Society does not benefit, since such loans do nothing to increase the supply of consumer goods and actually do the opposite, as borrowers consume goods that would otherwise be available for nonborrowers. Although consumer loans ultimately enable savers to be rewarded with interest, assuming they are paid, they are of no benefit to society as a whole. In fact, by redirecting savings away from capital investment, they actually undermine the higher living standards that might have been achieved in their absence.
I bolded the bits in the final paragraph to underscore a wider consideration: Every action we take in life ripples out to the rest of the world — often in ways we might not see or understand on a surface level.
To be clear, Schiff didn’t characterize all consumer debt as bad. For instance, a car loan is perfectly fine if that’s what you need to get to work; you’re paying for it with wages you couldn’t earn without the vehicle. It’s not fine if you’re having a midlife crisis and craving a convertible.
Anyway, just wanted to submit that guidance for young people on top of all the other outstanding counsel offered by my colleagues!

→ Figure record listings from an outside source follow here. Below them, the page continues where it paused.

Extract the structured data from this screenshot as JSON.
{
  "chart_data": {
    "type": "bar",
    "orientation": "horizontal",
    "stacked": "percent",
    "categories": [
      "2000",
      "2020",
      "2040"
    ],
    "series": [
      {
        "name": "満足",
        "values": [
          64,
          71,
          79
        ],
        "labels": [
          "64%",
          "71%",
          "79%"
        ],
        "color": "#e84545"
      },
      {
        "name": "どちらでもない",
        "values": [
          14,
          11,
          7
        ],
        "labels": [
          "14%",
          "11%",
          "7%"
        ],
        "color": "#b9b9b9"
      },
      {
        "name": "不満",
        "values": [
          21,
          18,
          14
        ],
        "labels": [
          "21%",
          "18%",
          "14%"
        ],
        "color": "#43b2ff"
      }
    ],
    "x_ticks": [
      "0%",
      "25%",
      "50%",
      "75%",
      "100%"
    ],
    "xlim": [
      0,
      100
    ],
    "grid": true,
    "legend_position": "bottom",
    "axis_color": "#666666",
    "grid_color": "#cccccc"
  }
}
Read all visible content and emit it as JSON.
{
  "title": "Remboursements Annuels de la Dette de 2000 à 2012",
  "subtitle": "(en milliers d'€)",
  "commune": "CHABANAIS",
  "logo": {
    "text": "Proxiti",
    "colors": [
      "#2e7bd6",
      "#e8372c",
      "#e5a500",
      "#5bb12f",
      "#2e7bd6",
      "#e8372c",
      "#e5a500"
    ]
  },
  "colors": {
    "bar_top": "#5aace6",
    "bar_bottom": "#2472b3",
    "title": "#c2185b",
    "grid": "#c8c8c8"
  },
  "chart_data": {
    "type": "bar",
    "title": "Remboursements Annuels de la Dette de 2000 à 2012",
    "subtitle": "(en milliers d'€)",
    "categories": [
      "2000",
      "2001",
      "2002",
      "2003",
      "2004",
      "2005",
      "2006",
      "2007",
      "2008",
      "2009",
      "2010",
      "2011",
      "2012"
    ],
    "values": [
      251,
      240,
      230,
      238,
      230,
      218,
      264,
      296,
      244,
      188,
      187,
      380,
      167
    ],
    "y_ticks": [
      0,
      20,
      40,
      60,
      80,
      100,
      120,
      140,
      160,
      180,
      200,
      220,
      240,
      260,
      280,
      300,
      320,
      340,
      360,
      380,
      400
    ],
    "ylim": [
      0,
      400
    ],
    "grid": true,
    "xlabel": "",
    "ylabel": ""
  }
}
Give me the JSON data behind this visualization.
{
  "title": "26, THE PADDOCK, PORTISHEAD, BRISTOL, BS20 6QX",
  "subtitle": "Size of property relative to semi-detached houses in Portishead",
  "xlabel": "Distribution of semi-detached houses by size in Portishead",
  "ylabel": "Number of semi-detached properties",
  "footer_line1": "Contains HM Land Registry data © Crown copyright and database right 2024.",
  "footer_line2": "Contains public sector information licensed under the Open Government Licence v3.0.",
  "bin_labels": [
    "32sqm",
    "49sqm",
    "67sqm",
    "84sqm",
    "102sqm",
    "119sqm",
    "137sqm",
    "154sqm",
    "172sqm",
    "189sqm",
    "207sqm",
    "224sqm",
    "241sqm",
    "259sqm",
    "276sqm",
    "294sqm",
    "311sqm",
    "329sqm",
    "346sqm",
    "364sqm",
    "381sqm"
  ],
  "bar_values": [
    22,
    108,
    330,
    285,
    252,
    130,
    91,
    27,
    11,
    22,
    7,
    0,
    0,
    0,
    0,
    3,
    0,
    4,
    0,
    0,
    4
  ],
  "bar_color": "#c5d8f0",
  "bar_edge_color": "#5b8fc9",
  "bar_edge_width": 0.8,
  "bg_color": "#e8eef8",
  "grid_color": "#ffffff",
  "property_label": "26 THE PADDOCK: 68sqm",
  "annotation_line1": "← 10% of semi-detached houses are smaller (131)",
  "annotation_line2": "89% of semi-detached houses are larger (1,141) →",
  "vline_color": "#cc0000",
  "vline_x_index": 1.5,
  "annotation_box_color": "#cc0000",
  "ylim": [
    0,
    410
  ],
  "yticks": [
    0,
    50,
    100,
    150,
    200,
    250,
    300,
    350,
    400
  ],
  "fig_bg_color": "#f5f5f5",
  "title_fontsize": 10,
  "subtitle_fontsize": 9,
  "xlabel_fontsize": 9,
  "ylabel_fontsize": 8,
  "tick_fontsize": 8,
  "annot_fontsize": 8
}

A (Real, Physical) Mailbag
Today’s mailbag section is a little different. It’s not an email sent to our inbox. It’s snail-mail — and gifts — addressed to Paradigm’s Baltimore-area headquarters.
He runs a small manufacturing firm in New England… he’s a faithful Jim Rickards reader… and he looked forward with anticipation to our America 76/26 event earlier this month in Philadelphia.
“I attended Villanova University — missed Pope Leo by one year — and spent lots of time in Philly,” he writes.
“Traveled back last year to take close-up photos of the Liberty Bell to model and create the tooling for this celebratory piece to share in our country’s semiquincentennial celebration! Let’s hope for another 250 years of a FREE and democratic republic.”
And he sent a dozen or so of these zinc die-cast Liberty Bell keychains.

“Proudly Made in USA,” the packaging says on the back. No trivial trinket, this.
We thank him for his generosity.
“Appreciate all of your insights and ideas,” he added in a P.S.
And we thank him for a reminder of why we do what we do.